Pokerclub, Schützenverein, Jodlerverein, Samariter, Blasmusikanten. In Naters gibt es über 100 Vereine. Als die Walliser Regierung vor knapp zwei Wochen die 10-Personen-Regel einführte, war dies der vorübergehende Todesstoss für das Vereinsleben.
Das Dorfleben ist nur so gut, wie es das Vereinsleben ist.
Und das bereitet Franz Ruppen, dem Gemeindepräsident von Naters, grosse Sorgen: «Die Vereine sind wichtig für unser Dorf. Und für mich ist klar: Das Dorfleben ist nur so gut, wie es das Vereinsleben ist.»
Gibt es keine Vereinsaktivitäten, gehe ein wichtiger sozialer Austausch im Dorf verloren, ist Ruppen überzeugt: «In den Vereinen gibt es einen Austausch zwischen den Generationen, zwischen den verschiedenen Berufen und auch zwischen den Wohnquartieren. Das kittet zusammen.»

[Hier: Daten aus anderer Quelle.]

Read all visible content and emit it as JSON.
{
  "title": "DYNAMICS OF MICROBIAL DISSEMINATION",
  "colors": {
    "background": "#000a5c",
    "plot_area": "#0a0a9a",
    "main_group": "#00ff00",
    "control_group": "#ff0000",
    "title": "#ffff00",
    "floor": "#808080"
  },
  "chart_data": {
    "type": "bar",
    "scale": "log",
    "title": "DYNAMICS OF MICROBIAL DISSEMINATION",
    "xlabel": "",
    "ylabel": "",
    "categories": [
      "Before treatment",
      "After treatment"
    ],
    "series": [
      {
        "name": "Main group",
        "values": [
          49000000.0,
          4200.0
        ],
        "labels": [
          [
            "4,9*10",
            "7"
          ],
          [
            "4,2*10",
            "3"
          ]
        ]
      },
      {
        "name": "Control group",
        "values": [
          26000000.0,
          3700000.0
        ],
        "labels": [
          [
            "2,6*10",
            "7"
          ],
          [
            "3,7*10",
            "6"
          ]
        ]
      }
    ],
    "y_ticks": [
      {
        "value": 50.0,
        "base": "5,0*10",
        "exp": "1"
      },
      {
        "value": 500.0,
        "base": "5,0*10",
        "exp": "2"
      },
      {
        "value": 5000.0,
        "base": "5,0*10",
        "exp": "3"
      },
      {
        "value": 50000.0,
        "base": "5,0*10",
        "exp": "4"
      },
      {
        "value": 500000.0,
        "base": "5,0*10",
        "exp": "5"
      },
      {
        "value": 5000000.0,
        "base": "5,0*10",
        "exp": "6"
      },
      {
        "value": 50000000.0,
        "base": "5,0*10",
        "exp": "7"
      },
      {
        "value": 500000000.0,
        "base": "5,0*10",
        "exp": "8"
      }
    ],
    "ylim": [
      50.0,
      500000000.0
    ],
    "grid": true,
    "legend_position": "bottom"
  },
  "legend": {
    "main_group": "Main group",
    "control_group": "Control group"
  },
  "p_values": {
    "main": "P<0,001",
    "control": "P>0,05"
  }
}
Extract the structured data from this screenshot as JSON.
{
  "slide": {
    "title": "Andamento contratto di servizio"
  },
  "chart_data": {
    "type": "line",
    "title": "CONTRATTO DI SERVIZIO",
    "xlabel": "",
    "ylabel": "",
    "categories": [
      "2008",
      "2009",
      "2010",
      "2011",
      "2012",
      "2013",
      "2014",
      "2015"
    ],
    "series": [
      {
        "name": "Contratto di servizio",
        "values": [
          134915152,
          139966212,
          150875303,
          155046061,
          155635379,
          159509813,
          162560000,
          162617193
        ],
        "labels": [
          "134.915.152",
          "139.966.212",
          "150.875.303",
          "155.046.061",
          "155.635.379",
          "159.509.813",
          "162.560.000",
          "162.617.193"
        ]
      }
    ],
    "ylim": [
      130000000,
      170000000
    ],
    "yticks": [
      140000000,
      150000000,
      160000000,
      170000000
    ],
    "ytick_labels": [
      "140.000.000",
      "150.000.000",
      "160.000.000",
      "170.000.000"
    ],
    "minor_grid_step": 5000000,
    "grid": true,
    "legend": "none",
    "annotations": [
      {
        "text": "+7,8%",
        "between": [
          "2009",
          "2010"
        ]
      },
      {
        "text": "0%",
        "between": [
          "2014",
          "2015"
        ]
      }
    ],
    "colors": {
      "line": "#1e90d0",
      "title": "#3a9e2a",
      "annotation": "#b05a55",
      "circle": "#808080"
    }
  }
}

FC Naters verlor bereits eine Juniorenmannschaft
Der grösste Verein in Naters ist der Fussballklub. Bereits zum zweiten Mal in diesem Jahr wurde der ganze Spiel- und Trainingsbetrieb eingestellt. Der Präsident des FC Naters, Hans Ritz, ist frustriert: «Wir haben rund 300 Spieler, die nun nicht mehr kommen dürfen. Der ganze Betrieb ist tot.» Und dieser Stillstand sei für den Verein gar nicht gut. Nach der ersten Welle im Frühling seien sechs Kinder aus der B-Junioren Mannschaft ausgestiegen. «Wir konnten daher die Junioren-B Mannschaft nicht mehr stellen», so Ritz.
Täglich rufen Eltern bei Hans Ritz an und verlangen den Vereinsbeitrag zurück, weil ihre Kinder momentan nicht mehr trainieren können. Das gehe leider nicht, sagt Ritz: «Wir müssen schauen, dass unser Verein das überlebt. Und wir haben die Lizenzgebühren für jeden Spieler ja bereits bezahlt. Da erhalten wir vom Fussballverband auch nichts zurück.»
Üben dürfen momentan nur die Jungen
Am Montagabend treffen sich normalerweise über 60 Musikerinnen und Musiker der Musikgesellschaft Belalp Naters. Momentan sind es jeweils nur gerade neun Personen, mit dem Dirigenten ist das Maximum von zehn Personen erreicht. Aktuell dürfen nur die jungen Mitglieder in diesen kleinen Formationen üben. «Es ist uns wichtig, dass die Jungen jetzt weiterhin Musik machen. Wenn die jetzt aufhören, finden sie andere Hobbys, und uns gehen die Mitglieder aus», sagt Julien Schuhmacher, Präsident der Musikgesellschaft.
Nur, was übt man eigentlich, wenn gar keine Auftritte anstehen? Es sei schwierig, sich zu motivieren, sagt zum Beispiel Norbert Schaller. Er spielt seit 53 Jahren Trompete in der Dorfmusik. Er liess sich frühpensionieren, die Musik gab ihm einen Tagesablauf: «Jeden Tag habe ich mir zwei Stunden für die Blasmusik reserviert, das strukturierte meinen Tag. Jetzt ohne Zielvorgabe fehlt die Motivation.»
Die Dorfmusik gab mir Struktur.
Der Verein sei aber nicht nur sein Fixpunkt im Tagesablauf, er sei auch ein gesellschaftlicher Pfeiler, so Norbert Schaller: «Die Jüngsten sind 18, die Ältesten um die 70. Wir haben also drei Generationen, und wenn wir da gemeinsam etwas erreichen, ist das eine wunderbare Sache.»
Vereine kämpfen ums Überleben
Genau diesen Austausch zwischen den Generationen gelte es zu erhalten, betont Gemeindepräsident Franz Ruppen. Er fürchtet aktuell aber nicht nur um den sozialen Austausch, sondern auch um die Vereine selber: «Wenn die zahlreichen Vereinsanlässe gestrichen werden, fehlen den Vereinen wichtige Einnahmen.» Er appelliert an die Bevölkerung: «Bezahlt den Jahresbeitrag oder den Sponsorenbeitrag trotz Stillstand – damit die Vereine diese schwierige Zeit überleben.»